A second reason to retain the effort grade is that it can provide useful feedback for teachers. If the two grades for a given child are very dissimilar, that seems important to me. The child who is getting high grades in achievement and low grades in effort would seem to need more challenging work. The child showing the opposite pattern needs less challenging work.
I'd like to know why your colleagues want the effort grade eliminated. My hunch is that they don't want kids to get the message that achievement doesn't matter much and all that matters is trying hard. I'm sympathetic to that. Perhaps there is a way that effort can be acknowledged and praised, without diminishing the importance of reaching goals. The relative importance of grades should be explicit and can also be signaled visually on a report card by the size and positioning of the grades.
Question:What words would you use to describe a really effective elementary teacher?
I think that there are lots of ways of being a good teacher, so I'm reluctant to try to come up with labels.
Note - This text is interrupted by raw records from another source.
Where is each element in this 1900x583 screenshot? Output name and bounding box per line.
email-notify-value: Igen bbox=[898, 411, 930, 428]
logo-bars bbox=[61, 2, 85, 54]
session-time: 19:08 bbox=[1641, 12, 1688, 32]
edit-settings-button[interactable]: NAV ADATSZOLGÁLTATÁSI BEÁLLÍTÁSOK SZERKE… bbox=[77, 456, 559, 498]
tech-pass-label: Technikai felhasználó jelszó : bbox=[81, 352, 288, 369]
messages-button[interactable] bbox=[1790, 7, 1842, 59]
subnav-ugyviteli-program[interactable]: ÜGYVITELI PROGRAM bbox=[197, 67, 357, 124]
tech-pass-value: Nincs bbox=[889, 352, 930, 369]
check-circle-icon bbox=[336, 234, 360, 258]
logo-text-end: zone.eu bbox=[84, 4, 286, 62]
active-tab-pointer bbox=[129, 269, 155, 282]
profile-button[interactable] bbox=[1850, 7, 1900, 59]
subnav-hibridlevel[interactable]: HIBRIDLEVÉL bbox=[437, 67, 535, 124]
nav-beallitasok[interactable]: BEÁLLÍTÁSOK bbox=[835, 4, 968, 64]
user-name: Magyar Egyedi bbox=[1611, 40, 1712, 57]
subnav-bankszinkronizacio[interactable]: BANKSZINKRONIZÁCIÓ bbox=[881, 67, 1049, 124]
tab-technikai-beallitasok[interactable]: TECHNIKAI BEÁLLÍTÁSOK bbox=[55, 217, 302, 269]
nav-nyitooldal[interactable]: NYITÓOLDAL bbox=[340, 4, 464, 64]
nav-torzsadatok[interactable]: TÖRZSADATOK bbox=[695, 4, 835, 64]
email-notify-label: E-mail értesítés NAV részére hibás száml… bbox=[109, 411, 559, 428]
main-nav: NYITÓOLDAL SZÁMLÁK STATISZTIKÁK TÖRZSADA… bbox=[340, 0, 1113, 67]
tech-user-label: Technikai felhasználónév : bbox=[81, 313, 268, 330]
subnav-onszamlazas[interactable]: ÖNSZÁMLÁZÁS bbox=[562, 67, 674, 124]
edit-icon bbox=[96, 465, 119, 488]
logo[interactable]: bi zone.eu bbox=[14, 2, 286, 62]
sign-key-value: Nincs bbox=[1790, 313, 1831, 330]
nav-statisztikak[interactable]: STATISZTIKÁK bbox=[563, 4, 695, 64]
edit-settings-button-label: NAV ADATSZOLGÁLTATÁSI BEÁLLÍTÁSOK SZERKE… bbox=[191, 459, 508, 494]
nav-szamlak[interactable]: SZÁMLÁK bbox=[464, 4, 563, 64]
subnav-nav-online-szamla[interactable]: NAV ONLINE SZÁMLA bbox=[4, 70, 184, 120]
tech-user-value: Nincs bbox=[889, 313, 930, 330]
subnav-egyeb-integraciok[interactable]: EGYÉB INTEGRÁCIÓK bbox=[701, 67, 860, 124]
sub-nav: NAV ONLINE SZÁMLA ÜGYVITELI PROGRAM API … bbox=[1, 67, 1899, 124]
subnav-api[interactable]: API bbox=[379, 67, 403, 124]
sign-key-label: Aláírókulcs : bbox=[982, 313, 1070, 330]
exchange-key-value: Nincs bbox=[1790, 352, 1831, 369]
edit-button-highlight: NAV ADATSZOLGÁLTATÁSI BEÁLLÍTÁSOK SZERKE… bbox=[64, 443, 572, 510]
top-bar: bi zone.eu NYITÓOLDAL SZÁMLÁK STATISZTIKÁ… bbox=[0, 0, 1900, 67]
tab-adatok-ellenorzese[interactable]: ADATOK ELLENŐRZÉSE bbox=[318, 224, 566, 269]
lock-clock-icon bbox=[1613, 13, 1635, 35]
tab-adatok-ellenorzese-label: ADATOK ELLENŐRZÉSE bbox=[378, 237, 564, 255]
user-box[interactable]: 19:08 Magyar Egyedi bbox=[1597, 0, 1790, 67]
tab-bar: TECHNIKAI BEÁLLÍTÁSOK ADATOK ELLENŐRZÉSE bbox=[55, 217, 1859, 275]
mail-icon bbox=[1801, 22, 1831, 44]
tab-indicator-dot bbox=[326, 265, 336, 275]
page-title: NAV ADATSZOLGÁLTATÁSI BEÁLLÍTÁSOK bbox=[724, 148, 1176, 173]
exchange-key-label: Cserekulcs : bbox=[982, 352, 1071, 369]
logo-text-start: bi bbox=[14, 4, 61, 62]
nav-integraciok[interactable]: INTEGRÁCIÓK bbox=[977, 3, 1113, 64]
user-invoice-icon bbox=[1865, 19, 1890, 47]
The only characteristic that I think is indispensible is that he or she understands kids.
I've never taught an elementary classroom so I can't really know what it's like, but from my observations what impresses me most is the rapidity with which decisions must be made. Decisions about how the lesson is going, whether to change course, whether and how to discipline, and so on. The wisdom of almost all of those decisions rests heavily on the teacher's knowledge of children. The teacher must judge who understands and who is confused. The teacher must judge when the class as a whole is too tired to think anymore. When a child is hit on the playground and tells the teacher "I'm okay," the teacher must judge whether he's really okay. The list could be never-ending.